Maybe you’re waiting for more Zelda or Animal Crossing, but I tend to get the most excited for Nintendo’s stranger, less well-known games. Their new one is pretty strange.
Consider these true facts about it:
- It’s called Dillon’s Dead-Heat Breakers and is actually the third game in a 3DS series that launched in 2012 with Dillon’s Rolling Western, establishing the titular armadillo as a bona fide Nintendo mascot. Did you even know he had one game, let alone three?
- You only play as Dillon in half of the game, and as an animal version of your Mii avatar for the other half. Anytime it’s night, you play as Dillon in a mash-up of tower defense, third-person brawling and—new to this sequel—combat driving. During the day, your Mii takes over, a Mii that at the beginning of the game is morphed into an animal version of itself. (My Mii of me became a bidpedal bull that wears a jacket and no pants).
- When you’re playing as your Mii, Dillon won’t talk to you. He hangs around and glowers, leaving his chirpy squirrel pal Russ does all the talking.
- During the daytime parts of the game, you have to make money, which you can do by working at a recycling plant, playing an in-game pseudo-VR arcade game, or by tending the shop of a lazy bear. If you take the shop option, you must try to sell things like fish nuggets while leveling up your sales acumen and upgrading the name of the shop from “Zzz Shop” to “So-So Shop” to who knows what comes next.
- This is indeed a post-apocalyptic Nintendo game starring cute but heavily armed animals. There was a disaster. Most of the world is wrecked. The game’s central city is a walled-in, trash-strewn mess. People are desperate for work and food. A lot of them seem sad.
- Gameplay follows a cycle. You make money playing mini-games by day. Then you’re usually told that a mayor of some nearby town needs help to fend off an invading army of evil Grock monsters. You head to a hotel waiting area, which is filled with Miis-turned-animals who are all hired guns. You then talk to these Miis, many of whom are pulled from your own 3DS system, and decide if they’re powerful enough to pay to fight alongside you. I’ve been taking animal versions of my wife, father, and children into most of these fights.
- Once you get to the town you need to defend, you play as Dillon, first assigning the Mii mercs to gun towers and then scouring the landscape for loot. Eventually, Grocks appear. They mostly drop from the sky. The mercenaries can shoot at them, but you’re also expected to attack them as Dillon. His main moves involve rolling into enemies and then either grinding into them or swiping his claws at them. You can’t control your own main Mii during these fights, but he or she can be dispatched to jetpack his way across the map to fight other enemies.

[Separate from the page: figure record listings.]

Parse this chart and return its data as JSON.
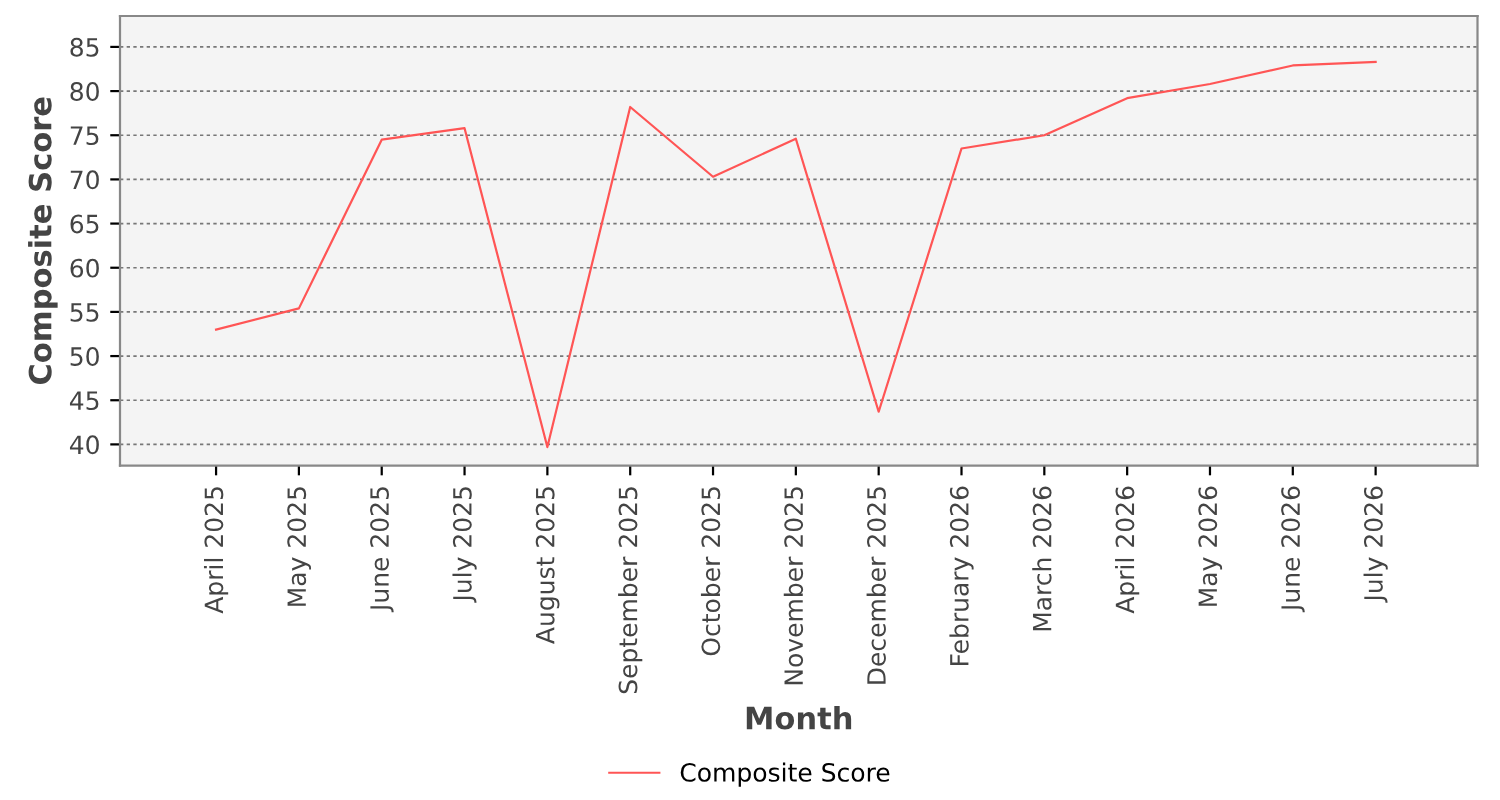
{
  "chart_data": {
    "type": "line",
    "xlabel": "Month",
    "ylabel": "Composite Score",
    "categories": [
      "April 2025",
      "May 2025",
      "June 2025",
      "July 2025",
      "August 2025",
      "September 2025",
      "October 2025",
      "November 2025",
      "December 2025",
      "February 2026",
      "March 2026",
      "April 2026",
      "May 2026",
      "June 2026",
      "July 2026"
    ],
    "series": [
      {
        "name": "Composite Score",
        "color": "#ff5555",
        "values": [
          53.0,
          55.4,
          74.5,
          75.8,
          39.7,
          78.2,
          70.3,
          74.6,
          43.7,
          73.5,
          75.0,
          79.2,
          80.8,
          82.9,
          83.3
        ]
      }
    ],
    "ylim": [
      37.6,
      88.5
    ],
    "yticks": [
      40,
      45,
      50,
      55,
      60,
      65,
      70,
      75,
      80,
      85
    ],
    "grid": "y",
    "legend": "bottom",
    "marker": "none",
    "line_style": "solid"
  }
}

- A lot of this is new to the sequel: the home city, the mercs and more. The tower defense was sort of there before, as were Dillon’s moves. But it’s a brand-new idea that at some point during their assault, the Grocks will transform into cars and begin driving in a circuit on roads that belt the outskirts of the city. Apparently all this driving is revving them up for a final assault. At this point, you, as Dillon, roll after them and attack them while driving. It’s very Mad Max.
- There’s a mole back in the main city who wears overalls and a hard hat and therefore may or may not be Resetti (is this whole game secretly about what would happen if a disaster struck Animal Crossing??). He’s called Weldon in this game. You sell him stuff and he helps you build some sort of ultimate weapon.
- Weldon has weird ideas about the treasures from the past that Dillon finds and wants to sell to him. Dillion finds a roll of toilet paper, and Weldon tells him it was a pillow. Dillon find a traffic cone, and Weldon explains that it was a claw of a creature that used to lurk underneath parking lots and attack people. He confidently describes a stack of CDs as a pre-disaster snackfood that was calcified during the cataclysm.
- In the home base city, there’s a bar tended by a scratchy-voiced goat bartender. He somberly serves your Mii drinks that raise your health. Each drink has a backstory about how it was made while listening to classical music or with rainwater and mint or something.
- There’s also a farm in town, and lots of animal people just hanging out saying weird stuff about how many stairs are in the hotel or how they have a crush on you or love Dillon or are in a bad mood or whatever. They’re chatty.
I like what I’ve played of Dillon’s Dead-Heat Breakers. It can get repetitive. None of its single activities is that fun to do repeatedly, but it’s all so strange and interesting that if you’re into weird Nintendo like I am, it could be just the thing.”